My daughter’s dedication to school notwithstanding, I notice that frequently she observes my work habits and seeks to avoid my situation. (She also tells me, flat out, that I am doing it wrong.) She takes one dance class, plays in the school orchestra, and volunteers as an orchestra tutor once a week, and so far has firmly refused any other activities. When her debate teacher began wooing her for the team, she tearfully refused to attend the informational meeting, arguing she did not want to commit to something she didn’t know she would love. She says that more scheduled activities would interfere with her ability to be at home, curled up in bed reading. My son has also focused his attention; he sings in show choir but does not, as his peers largely do, have a sport, much less one for each season. He is now in confirmation, and this adds up to several nights a week that I’m driving children somewhere for something important. I am divorced, have primary custody of my children, and my partner lives in another town, so we are a household of three. Luckily for all of us, we like to stay home and read when we can. My children’s inclination toward home rather than a series of lessons, clubs, and sports makes our life easier, but it also leaves open time for me to work more, if I need to or choose to. Sometimes I do.

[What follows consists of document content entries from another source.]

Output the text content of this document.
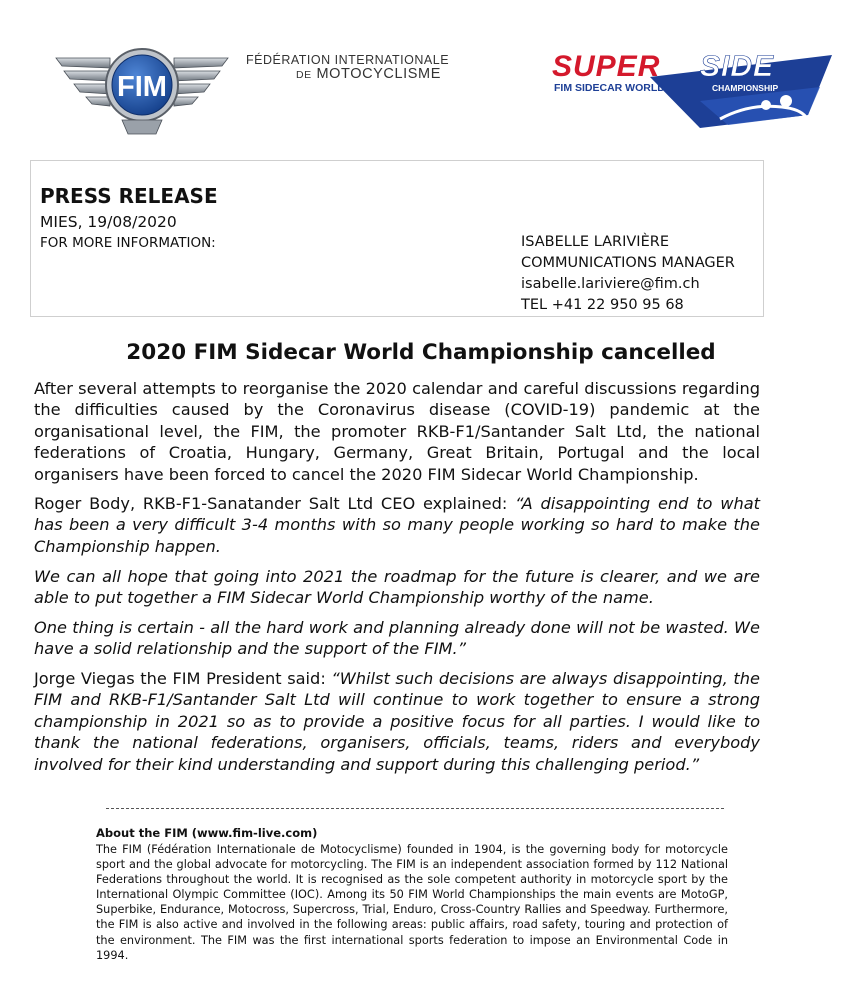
FIM
FÉDÉRATION INTERNATIONALE
DE MOTOCYCLISME	SUPER SIDE
FIM SIDECAR WORLD	CHAMPIONSHIP
PRESS RELEASE
MIES, 19/08/2020
FOR MORE INFORMATION:	ISABELLE LARIVIÈRE
COMMUNICATIONS MANAGER
isabelle.lariviere@fim.ch
TEL +41 22 950 95 68
2020 FIM Sidecar World Championship cancelled

After several attempts to reorganise the 2020 calendar and careful discussions regarding the difficulties caused by the Coronavirus disease (COVID-19) pandemic at the organisational level, the FIM, the promoter RKB-F1/Santander Salt Ltd, the national federations of Croatia, Hungary, Germany, Great Britain, Portugal and the local organisers have been forced to cancel the 2020 FIM Sidecar World Championship.

Roger Body, RKB-F1-Sanatander Salt Ltd CEO explained: “A disappointing end to what has been a very difficult 3-4 months with so many people working so hard to make the Championship happen.

We can all hope that going into 2021 the roadmap for the future is clearer, and we are able to put together a FIM Sidecar World Championship worthy of the name.

One thing is certain - all the hard work and planning already done will not be wasted. We have a solid relationship and the support of the FIM.”

Jorge Viegas the FIM President said: “Whilst such decisions are always disappointing, the FIM and RKB-F1/Santander Salt Ltd will continue to work together to ensure a strong championship in 2021 so as to provide a positive focus for all parties. I would like to thank the national federations, organisers, officials, teams, riders and everybody involved for their kind understanding and support during this challenging period.”

About the FIM (www.fim-live.com)

The FIM (Fédération Internationale de Motocyclisme) founded in 1904, is the governing body for motorcycle sport and the global advocate for motorcycling. The FIM is an independent association formed by 112 National Federations throughout the world. It is recognised as the sole competent authority in motorcycle sport by the International Olympic Committee (IOC). Among its 50 FIM World Championships the main events are MotoGP, Superbike, Endurance, Motocross, Supercross, Trial, Enduro, Cross-Country Rallies and Speedway. Furthermore, the FIM is also active and involved in the following areas: public affairs, road safety, touring and protection of the environment. The FIM was the first international sports federation to impose an Environmental Code in 1994.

I have mixed feelings about the model of work and parenthood and partnership I am providing for my children. Recently I observed out loud that the house was untidy (it still is) and my daughter immediately countered: “You do research instead.” And I do not regret that choice, but it is one made of professional and intellectual and bodily necessity rather than an intentional rejection of women’s social role as the keeper of the home; call it the default position of the tired, sometimes-disabled feminist. Work/life balance feels to me more like task-capacity balance: I am limited. Choices have to be made. At our house, we land on the side of mostly healthy meals, clean clothing, good humor, and a basically sanitary home. I have come to prefer a modest job well done to an all-consuming attempt to rise to the top. I work hard, don’t sleep quite enough, and regret my finitude. I ignore the cat hair, do my best with the yard, and forego the siren call of more gracious living, of pushing my kids to over-commit, and of a wider academic reputation. Instead we’ve found ourselves living a humbler and more sustainable life. Sometimes this means saying no; sometimes it means offering a limited and calculated yes. Whenever possible, in my family we offer full, joyful assent to the work we have chosen.